Car les eurodéputés LR ont étalé à Strasbourg leurs divergences lors du vote sur une résolution condamnant la politique de Viktor Orban, accusé de violer les valeurs fondamentales de l’UE, en faisant des choix différents - pour, contre et abstention.

La direction du parti n’avait donné aucune consigne de vote à ses parlementaires.

“Le sujet n’est pas Orban”, a rétorqué Laurent Wauquiez à Valérie Pécresse, d’après des propos rapportés par son entourage. “Le sujet, c’est l’Europe.

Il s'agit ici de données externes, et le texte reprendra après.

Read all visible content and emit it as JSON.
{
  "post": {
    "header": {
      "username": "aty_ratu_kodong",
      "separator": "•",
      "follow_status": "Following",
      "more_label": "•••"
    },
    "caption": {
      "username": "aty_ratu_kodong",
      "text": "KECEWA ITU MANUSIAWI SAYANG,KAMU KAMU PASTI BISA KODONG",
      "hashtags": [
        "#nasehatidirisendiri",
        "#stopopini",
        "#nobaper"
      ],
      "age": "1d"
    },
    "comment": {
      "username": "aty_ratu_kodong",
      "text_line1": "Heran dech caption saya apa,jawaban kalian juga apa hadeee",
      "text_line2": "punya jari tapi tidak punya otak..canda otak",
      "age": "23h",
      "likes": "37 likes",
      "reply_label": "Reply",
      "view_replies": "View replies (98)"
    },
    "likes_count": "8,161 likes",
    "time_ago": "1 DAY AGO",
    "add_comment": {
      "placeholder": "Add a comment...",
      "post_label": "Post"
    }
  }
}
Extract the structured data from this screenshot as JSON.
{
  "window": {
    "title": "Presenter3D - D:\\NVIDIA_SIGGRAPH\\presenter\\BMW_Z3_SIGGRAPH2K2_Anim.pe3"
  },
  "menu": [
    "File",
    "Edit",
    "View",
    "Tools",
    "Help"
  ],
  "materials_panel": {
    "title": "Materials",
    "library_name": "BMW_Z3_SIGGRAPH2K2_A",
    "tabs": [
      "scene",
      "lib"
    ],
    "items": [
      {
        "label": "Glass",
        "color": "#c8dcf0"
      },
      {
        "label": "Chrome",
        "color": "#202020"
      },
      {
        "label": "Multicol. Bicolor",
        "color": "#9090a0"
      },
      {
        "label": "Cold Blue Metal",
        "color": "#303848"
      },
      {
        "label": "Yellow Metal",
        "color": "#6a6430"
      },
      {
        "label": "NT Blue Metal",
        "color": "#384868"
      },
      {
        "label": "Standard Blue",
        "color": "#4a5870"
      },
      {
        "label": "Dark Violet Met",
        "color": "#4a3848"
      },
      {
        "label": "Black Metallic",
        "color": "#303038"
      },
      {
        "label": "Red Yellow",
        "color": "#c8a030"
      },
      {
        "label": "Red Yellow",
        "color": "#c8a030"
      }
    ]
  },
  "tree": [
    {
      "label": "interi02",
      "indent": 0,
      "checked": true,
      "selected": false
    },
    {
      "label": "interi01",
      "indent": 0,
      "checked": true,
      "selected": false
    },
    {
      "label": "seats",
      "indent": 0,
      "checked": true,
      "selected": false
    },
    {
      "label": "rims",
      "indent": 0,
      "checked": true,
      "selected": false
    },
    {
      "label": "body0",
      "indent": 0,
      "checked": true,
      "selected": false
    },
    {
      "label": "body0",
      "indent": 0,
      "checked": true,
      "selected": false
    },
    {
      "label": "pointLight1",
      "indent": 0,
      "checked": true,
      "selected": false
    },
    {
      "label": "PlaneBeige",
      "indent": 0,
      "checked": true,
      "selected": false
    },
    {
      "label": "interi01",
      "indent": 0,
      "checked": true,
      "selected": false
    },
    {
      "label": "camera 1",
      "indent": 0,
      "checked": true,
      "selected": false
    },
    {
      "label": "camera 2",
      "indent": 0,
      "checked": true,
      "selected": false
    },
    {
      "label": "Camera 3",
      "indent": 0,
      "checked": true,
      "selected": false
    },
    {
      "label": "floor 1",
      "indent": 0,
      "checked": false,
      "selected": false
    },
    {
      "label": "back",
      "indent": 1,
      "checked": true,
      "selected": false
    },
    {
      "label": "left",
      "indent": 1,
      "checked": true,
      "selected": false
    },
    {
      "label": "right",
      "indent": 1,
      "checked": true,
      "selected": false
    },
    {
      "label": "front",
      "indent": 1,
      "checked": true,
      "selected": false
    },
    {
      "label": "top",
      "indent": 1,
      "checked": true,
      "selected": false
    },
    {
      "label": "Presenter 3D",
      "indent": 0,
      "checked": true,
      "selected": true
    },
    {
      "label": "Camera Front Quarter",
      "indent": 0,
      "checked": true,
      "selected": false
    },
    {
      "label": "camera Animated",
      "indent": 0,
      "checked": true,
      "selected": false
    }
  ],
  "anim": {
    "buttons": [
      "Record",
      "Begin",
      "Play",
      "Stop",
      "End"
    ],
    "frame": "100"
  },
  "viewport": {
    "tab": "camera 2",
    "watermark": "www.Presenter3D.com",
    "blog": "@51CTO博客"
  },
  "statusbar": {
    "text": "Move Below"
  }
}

A Menton, nous avons pris un engagement pro-européen, nous avons été très clairs.”

“JEU DE POSTURES”

Au passage, le président de la région Auvergne-Rhône-Alpes a accusé Valérie Pécresse et son allié Maël de Calan, issu des rangs juppéistes, de semer “le trouble” au sein de LR.

En réalité, la question européenne, jamais définitivement tranchée à droite, fait l’objet de querelles rituelles depuis les origines de la construction européenne.

Depuis l’an dernier, l’équilibre est d’autant plus difficile à trouver pour LR que le parti doit se ménager une place entre un Emmanuel Macron pro-européen et une Marine Le Pen hostile à l’UE, entre “progressistes” et “nationalistes” selon la terminologie qu’essaie d’imposer le chef de l’Etat.

Valérie Pécresse tente de fédérer l’aile pro-européenne de LR, avec le renfort d’ex-juppéistes, afin de faire pièce à Laurent Wauquiez, qui a fait sa profession de foi eurocritique en publiant, en 2014, un livre au titre évocateur, “Europe : il faut tout changer”, avant de modérer son discours.

Pur “jeu de postures” de la part de l’ancienne ministre chiraquienne, balaie un membre de la direction. “Entre Laurent Wauquiez et Valérie Pécresse, il n’y a pas de différences de fond, il y a une différence de ton et de posture parce qu’il y a derrière une différence de stratégie et d’ambition.”

Le président du groupe LR au Sénat, Bruno Retailleau, essaie lui aussi de faire entendre sa sensibilité.

L’ex-filloniste, qui fut proche du souverainiste Philippe de Villiers en Vendée, a publié en avril ses propres propositions sur l’Europe, notamment pour que la Commission passe entièrement sous le contrôle des parlements nationaux.

“LR A EXPLOSE EN VOL”

“Vous avez autant d’avis que d’interlocuteurs”, juge l’eurodéputé Alain Lamassoure, traditionnelle voix pro-européenne de la droite française, sans affiliation partisane depuis son départ de LR il y a un an.

A l’occasion du vote de la résolution anti-Orban, “LR a explosé en vol”, ajoute l’ancien président de la délégation française au Parti populaire européen (PPE). “Ça signifie que, sur les fondements de l’Europe, soit il n’y a pas de position de LR, soit il n’y a pas de leader.”

Marine Le Pen, pour qui la bataille se joue entre “nationaux” et “mondialistes”, s’efforce de tirer profit de ces interrogations internes à la droite.

“Wauquiez veut nous faire du en même temps macroniste, en nous disant qu’il parle en même temps à Merkel et à Orban”, a écrit mercredi la dirigeante d’extrême droite sur Twitter. “Mais ce grand écart est impossible : ce sont bien deux visions antagonistes de l’avenir de l’Europe qui s’affrontent.”

L’identité de la future tête de liste LR aux européennes de mai prochain, qui sera connue fin 2018 ou début 2019, donnera un indice du niveau d’engagement européen du parti.

Plusieurs noms ont circulé dans la presse et parmi les dirigeants LR, dont ceux de Jean Leonetti et de Michel Barnier, négociateur en chef de l’UE pour le Brexit, lequel a eu droit à un hommage appuyé de Laurent Wauquiez dans une interview au Figaro parue fin août.